For the purposes of this example, we utilized the a public corpus of Best Buy queries available here [reference: https://www.kaggle.com/c/acm-sf-chapter-hackathon-...]. This dataset, consisting of product listings and users queries, was originally made public for the purposes of a prediction challenge. We utilized two specific files from this dataset:

  • A training CSV file (train.csv) containing approximately 1.8 million entries. Each line represents a user clicking on an item. The information captured includes the item selected, its category, and the search term used to locate the item.
  • A product_data.tar containing a folder of xml files. Each file contains a set of product ids. Significant details are provided here beyond the need of a percolation test. For our purposes, we utilized the product name, id, category, and description fields.

Rather than solving the prediction challenge, we treated each user click as a saved percolator query. We assumed the common E-Commerce use case of users wishing to be alerted when a new product is available. For this purpose, we discarded the product id and created a percolation query for each user click consisting of the product category id and their search terms.

The above training file was converted to queries using a script. Each query attempts to replicate a user's search, with a simple search and category filter (i.e. each query would allow a user to be alerted for a product containing terms X in category Y).  

PUT /best_buy/.percolator/1

{

 "query": {

   "bool": {

     "must": {

       "multi_match": {

         "query": "projector screen",

         "fields": [

           "description",

           "name",

           "search_terms"

         ]

       }

     },

     "filter": {

       //term filter

     }

   }

 }

}

Figure 1 - Percolator Query Example.  The above example utilizes Elasticsearch 2.0 syntax.  See https://www.elastic.co/guide/en/elasticsearch/refe... for changes to 1.x.

Practically, this query is likely to be more complex with recall and precision considerations. For the purpose of demonstrating scaling properties we simply utilized a multi_match query.  

500 products were selected from the product data and converted to the appropriate percolate doc format. Each document consisted of a name, description (if available) and list of categories to which it belonged. We also enriched each document with search terms commonly used to locate (using the query data), to ensure each document matched queries when percolated.

The 500 documents were percolated against query sets of increasing size. 10 tests were performed, starting with an index of 100,000 queries. For each test, the number of queries was increased by 100,000 up to a maximum of 1 million. Each test was therefore a superset of all the previous tests.

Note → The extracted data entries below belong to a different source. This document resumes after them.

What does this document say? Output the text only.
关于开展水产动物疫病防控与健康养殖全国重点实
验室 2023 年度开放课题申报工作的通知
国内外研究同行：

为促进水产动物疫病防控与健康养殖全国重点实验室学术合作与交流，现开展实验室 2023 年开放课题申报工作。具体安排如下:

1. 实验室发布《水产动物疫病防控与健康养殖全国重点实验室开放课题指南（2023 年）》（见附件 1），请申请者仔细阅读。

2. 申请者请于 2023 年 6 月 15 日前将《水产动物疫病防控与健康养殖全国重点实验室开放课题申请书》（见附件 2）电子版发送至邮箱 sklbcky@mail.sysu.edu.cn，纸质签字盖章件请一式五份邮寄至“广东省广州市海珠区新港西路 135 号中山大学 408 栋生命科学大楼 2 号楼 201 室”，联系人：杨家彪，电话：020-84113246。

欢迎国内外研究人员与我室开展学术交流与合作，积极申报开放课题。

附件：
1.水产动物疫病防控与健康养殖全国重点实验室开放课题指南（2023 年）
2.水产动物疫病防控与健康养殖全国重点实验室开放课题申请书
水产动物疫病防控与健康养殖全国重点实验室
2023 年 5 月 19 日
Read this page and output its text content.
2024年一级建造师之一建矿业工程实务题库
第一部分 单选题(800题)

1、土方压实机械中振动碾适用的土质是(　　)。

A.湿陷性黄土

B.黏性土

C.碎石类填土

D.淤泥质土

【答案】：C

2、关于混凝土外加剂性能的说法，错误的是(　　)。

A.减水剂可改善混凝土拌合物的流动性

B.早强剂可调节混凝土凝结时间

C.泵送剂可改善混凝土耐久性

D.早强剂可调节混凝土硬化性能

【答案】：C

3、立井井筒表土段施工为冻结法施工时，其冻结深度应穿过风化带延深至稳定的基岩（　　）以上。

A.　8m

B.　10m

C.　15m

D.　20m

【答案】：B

The following illustrates the linear performance relationship of Percolator:

chart.png

Figure 2 - Execution time vs Number of Queries

For the purposes of this example, we assumed we needed all document percolations returned in 1 second. The above relationship indicates each shard needs to evaluate at most 250,000 percolation queries to achieve this latency.

For the above tests, we have assumed sufficient memory for all nodes - memory pressure and garbage collection are therefore not considered.

Once we have identified the number of percolation queries that can be evaluated linearly in the available time, we have several tools for reducing the query set to this desired number. In next week's follow up Blog we’ll discuss these and other recommended strategies for improving Percolator performance.

Closing Considerations

The above delineation between Watcher and Percolator highlighted the scheduled nature of Watcher as being one of the defining characteristics of this plugin. This behavior is achieved through an extendable architecture which is currently only implemented by a time/calendar based trigger. In the future, we will extend it to support additional use cases including real-time alerting. For example, a trigger could potentially execute on a file change. Furthermore, triggers could be based on percolation results (i.e. a percolator triggers a watch!). These components can therefore also be complementary.